On peut voir, sur lemonde.fr, un webdocumentaire sur les mines chinoises.

Voyage au coeur du charbon, de Samuel Bollendorff et Abel Ségrétin.

Un concept que je trouve sensass. Je dis sensass, mais je pourrais dire impek, ou hyper bath. Je pourrais dire que c'est trop de la balle, que c'est top délire et que c'est grave mortel.

Parce que le concept du webdocumentaire, c'est étonnamment moderne et étonnamment suranné en même temps. On clique, et on voit apparaître des photos, accompagnée d'une bande-son, ou de textes. C'est une forme de roman photo à la sauce cybernétique. Cela a des airs paradoxaux, mais c'est le propre du web : retour à l'écriture, fin des téléphonages, auto-publication et essais personnels, comme à l'époque de Montaigne.

Alos les mines chinoises. Sans surprise, on voit de la misère. Mais, et moi c'est ce que je veux faire passer, on voit aussi beaucoup de joie. Des gens qui chantent et dansent pour répéter les chants de noël, des gens qui gagnent un peu moins de 1000 yuans par mois, mais qui vivent dans des bidonvilles, donc ils économisent (je joue au con), des vieilles qui se chauffent gratuitement en ramassant le charbon qui sort des usines.

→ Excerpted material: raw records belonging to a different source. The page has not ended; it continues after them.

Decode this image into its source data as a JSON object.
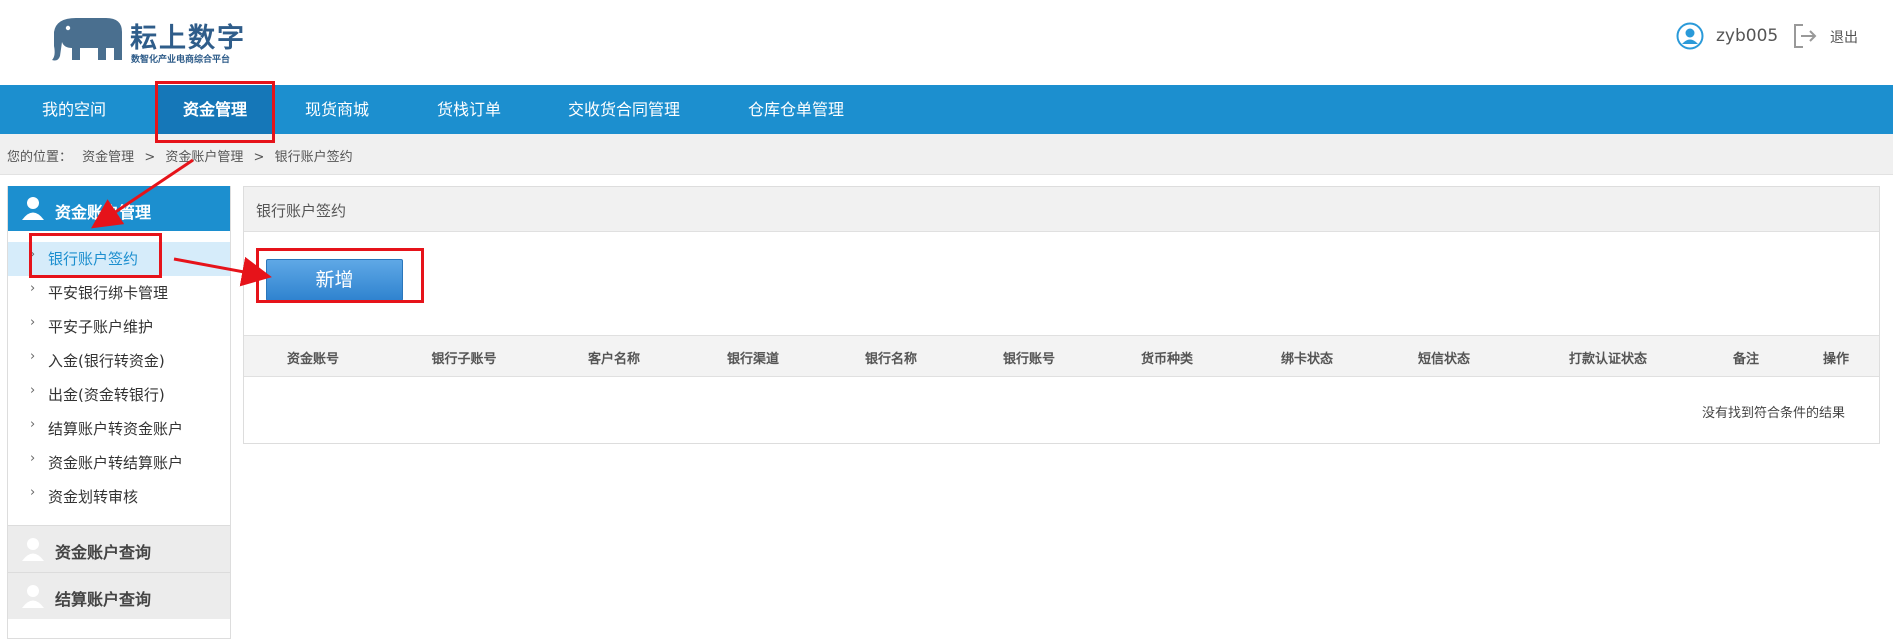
{
  "header": {
    "logo_title": "耘上数字",
    "logo_subtitle": "数智化产业电商综合平台",
    "username": "zyb005",
    "logout_label": "退出"
  },
  "nav": {
    "items": [
      {
        "label": "我的空间"
      },
      {
        "label": "资金管理",
        "active": true
      },
      {
        "label": "现货商城"
      },
      {
        "label": "货栈订单"
      },
      {
        "label": "交收货合同管理"
      },
      {
        "label": "仓库仓单管理"
      }
    ]
  },
  "breadcrumb": {
    "prefix": "您的位置：",
    "items": [
      "资金管理",
      "资金账户管理",
      "银行账户签约"
    ],
    "separator": ">"
  },
  "sidebar": {
    "header": "资金账户管理",
    "items": [
      {
        "label": "银行账户签约",
        "active": true
      },
      {
        "label": "平安银行绑卡管理"
      },
      {
        "label": "平安子账户维护"
      },
      {
        "label": "入金(银行转资金)"
      },
      {
        "label": "出金(资金转银行)"
      },
      {
        "label": "结算账户转资金账户"
      },
      {
        "label": "资金账户转结算账户"
      },
      {
        "label": "资金划转审核"
      }
    ],
    "groups": [
      {
        "label": "资金账户查询"
      },
      {
        "label": "结算账户查询"
      }
    ]
  },
  "main": {
    "panel_title": "银行账户签约",
    "add_button": "新增",
    "columns": [
      "资金账号",
      "银行子账号",
      "客户名称",
      "银行渠道",
      "银行名称",
      "银行账号",
      "货币种类",
      "绑卡状态",
      "短信状态",
      "打款认证状态",
      "备注",
      "操作"
    ],
    "empty_message": "没有找到符合条件的结果"
  },
  "colors": {
    "nav_bg": "#1c8fcf",
    "nav_active": "#1577b8",
    "annotation": "#e6131a",
    "button": "#2f83cf"
  }
}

Non, bien sûr, c'est la misère noire. On le savait, grâce notamment au blog de Cai Chongguo. Le scandale des mines trop dangereuses mais exploitées quand même car, on peut retourner le problème dans tous les sens, l'économie chinoise en a besoin.
Un effet comique : à chaque étape, les journalistes sont conduit vers un responsable, et c'est toujours la même photo qui revient, celle d'un officiel qui leur dit : "Nous sommes touchés que vous vous intéressiez à ceci et à cela, mais vous feriez mieux de retourner à Pékin pour votre sécurité." J'ai souvent entendu dire cela, en Chine. La sécurité est, bien entendu, en Chine comme partout, le mot magique qui permet de tout interdire ou de prendre toutes les décisions que l'on désire. A la fin du webdocumentaire (quel mot!), la même photo revient avec pour tout commentaire : On va vous accompagner à la gare de Datong et vous prendrez le premier train pour Pékin.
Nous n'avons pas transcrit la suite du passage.